Design an algorithm to find the maximum profit. You may complete as many transactions as you like (ie, buy one and sell one share of the stock multiple times) with the following restrictions:
You may not engage in multiple transactions at the same time (ie, you must sell the stock before you buy again).

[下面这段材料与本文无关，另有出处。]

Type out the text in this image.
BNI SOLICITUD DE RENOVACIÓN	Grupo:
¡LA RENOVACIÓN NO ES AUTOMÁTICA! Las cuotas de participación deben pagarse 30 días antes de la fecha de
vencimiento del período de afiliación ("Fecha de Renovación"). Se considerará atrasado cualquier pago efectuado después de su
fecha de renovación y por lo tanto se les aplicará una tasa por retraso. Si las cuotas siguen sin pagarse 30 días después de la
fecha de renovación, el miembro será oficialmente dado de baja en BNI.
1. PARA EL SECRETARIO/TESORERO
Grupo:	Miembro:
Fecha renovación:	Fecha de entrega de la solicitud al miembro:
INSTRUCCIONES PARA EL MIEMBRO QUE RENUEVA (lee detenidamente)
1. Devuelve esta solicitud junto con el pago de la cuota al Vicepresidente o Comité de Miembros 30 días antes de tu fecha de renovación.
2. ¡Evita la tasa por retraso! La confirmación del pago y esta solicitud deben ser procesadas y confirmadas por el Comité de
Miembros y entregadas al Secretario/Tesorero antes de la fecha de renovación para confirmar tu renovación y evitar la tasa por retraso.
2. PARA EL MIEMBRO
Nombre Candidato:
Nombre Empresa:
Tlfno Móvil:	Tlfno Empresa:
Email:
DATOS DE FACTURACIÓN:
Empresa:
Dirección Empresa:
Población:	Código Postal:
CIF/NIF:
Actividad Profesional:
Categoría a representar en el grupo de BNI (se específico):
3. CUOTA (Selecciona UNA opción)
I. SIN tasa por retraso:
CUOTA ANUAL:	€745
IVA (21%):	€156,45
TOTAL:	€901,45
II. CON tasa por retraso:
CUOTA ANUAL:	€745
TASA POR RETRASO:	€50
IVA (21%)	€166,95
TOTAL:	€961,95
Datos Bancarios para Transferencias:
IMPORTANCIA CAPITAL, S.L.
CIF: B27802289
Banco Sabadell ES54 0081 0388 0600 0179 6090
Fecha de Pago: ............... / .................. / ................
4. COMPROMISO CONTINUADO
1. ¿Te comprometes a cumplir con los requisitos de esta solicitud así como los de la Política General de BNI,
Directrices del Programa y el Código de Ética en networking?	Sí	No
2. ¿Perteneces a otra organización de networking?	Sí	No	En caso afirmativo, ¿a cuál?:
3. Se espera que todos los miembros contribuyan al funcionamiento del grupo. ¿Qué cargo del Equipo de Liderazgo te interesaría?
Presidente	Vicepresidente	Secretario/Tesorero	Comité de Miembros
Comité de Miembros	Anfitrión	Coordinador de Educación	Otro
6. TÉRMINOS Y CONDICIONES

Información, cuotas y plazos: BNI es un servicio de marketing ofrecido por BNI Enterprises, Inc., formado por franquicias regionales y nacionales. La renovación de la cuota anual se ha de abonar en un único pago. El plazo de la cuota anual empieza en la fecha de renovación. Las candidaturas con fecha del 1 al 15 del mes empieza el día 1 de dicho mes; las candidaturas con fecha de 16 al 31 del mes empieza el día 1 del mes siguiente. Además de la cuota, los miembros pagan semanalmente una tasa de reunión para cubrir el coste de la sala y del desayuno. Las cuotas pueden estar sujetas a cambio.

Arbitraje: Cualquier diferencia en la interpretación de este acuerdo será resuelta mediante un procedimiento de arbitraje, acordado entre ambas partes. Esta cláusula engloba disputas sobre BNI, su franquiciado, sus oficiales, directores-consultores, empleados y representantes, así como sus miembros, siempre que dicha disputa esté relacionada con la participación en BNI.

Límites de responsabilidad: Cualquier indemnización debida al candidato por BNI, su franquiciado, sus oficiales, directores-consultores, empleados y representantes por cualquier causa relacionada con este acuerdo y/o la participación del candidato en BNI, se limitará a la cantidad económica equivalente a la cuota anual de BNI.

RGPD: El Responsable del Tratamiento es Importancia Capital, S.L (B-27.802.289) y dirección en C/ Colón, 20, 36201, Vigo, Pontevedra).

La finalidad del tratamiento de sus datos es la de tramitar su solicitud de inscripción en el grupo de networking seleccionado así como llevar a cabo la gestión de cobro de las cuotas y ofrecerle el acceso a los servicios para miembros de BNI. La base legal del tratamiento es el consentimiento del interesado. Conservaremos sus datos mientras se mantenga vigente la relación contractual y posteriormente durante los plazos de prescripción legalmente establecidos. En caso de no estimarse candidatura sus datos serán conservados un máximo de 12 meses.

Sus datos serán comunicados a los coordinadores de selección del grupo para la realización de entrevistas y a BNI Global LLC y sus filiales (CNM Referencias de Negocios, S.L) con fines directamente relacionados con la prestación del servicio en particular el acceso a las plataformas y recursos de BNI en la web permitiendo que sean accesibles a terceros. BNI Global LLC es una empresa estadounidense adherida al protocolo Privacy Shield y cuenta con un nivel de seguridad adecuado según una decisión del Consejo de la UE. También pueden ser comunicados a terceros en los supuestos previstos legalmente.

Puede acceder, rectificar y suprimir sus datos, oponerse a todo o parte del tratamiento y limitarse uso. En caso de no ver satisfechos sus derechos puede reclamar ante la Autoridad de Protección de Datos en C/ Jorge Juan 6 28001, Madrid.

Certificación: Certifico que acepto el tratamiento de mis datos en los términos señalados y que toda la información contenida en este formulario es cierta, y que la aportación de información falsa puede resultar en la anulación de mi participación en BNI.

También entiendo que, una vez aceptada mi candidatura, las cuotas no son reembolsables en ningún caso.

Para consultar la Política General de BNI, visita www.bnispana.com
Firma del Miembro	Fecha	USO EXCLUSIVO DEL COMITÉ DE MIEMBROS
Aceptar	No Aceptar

After you sell your stock, you cannot buy stock on next day. (ie, cooldown 1 day)
Example:
prices = [1, 2, 3, 0, 2]
maxProfit = 3
transactions = [buy, sell, cooldown, buy, sell]
Credits:
Special thanks to @dietpepsi for adding this problem and creating all test cases.
題意梗概
這題還是股票系列的續集,不同的是加入了條件冷卻,在售出後的一天不能購買股票,需要隔一天才能購買股票,我沒想出太好的解決方案,參考了discussion裏的一些思路解答出此題。
思路
使用有限狀態機+DP思考
這題對於每一天有三種狀態:
- S0:手中未持有,可以購買
- S1:手中持有一股,可以出售
- S2:手中未持有,不能購買
狀態轉移情況如下:
對於那些可以由兩個以上狀態轉移得到的狀態,我們進行最優化選擇(可能就是DP
解答
class Solution {
public:
int maxProfit(vector<int>& prices) {
if (prices.size() <= 1) {
return 0;
}
int n = prices.size();
// no stock on hand, can buy
vector<int> s0(n, 0);
// one stock on hand, can sell
vector<int> s1(n, 0);
s1[0] = -prices[0];
// no stock on hand, need rest, can not buy
vector<int> s2(n, 0);
for (int i = 1; i < n; ++i) {
s0[i] = max(s0[i - 1], s2[i - 1]);
s1[i] = max(s1[i - 1], s0[i - 1] - prices[i]);
s2[i] = s1[i - 1] + prices[i];
}
return max(s0[n - 1], s2[n - 1]);
}
};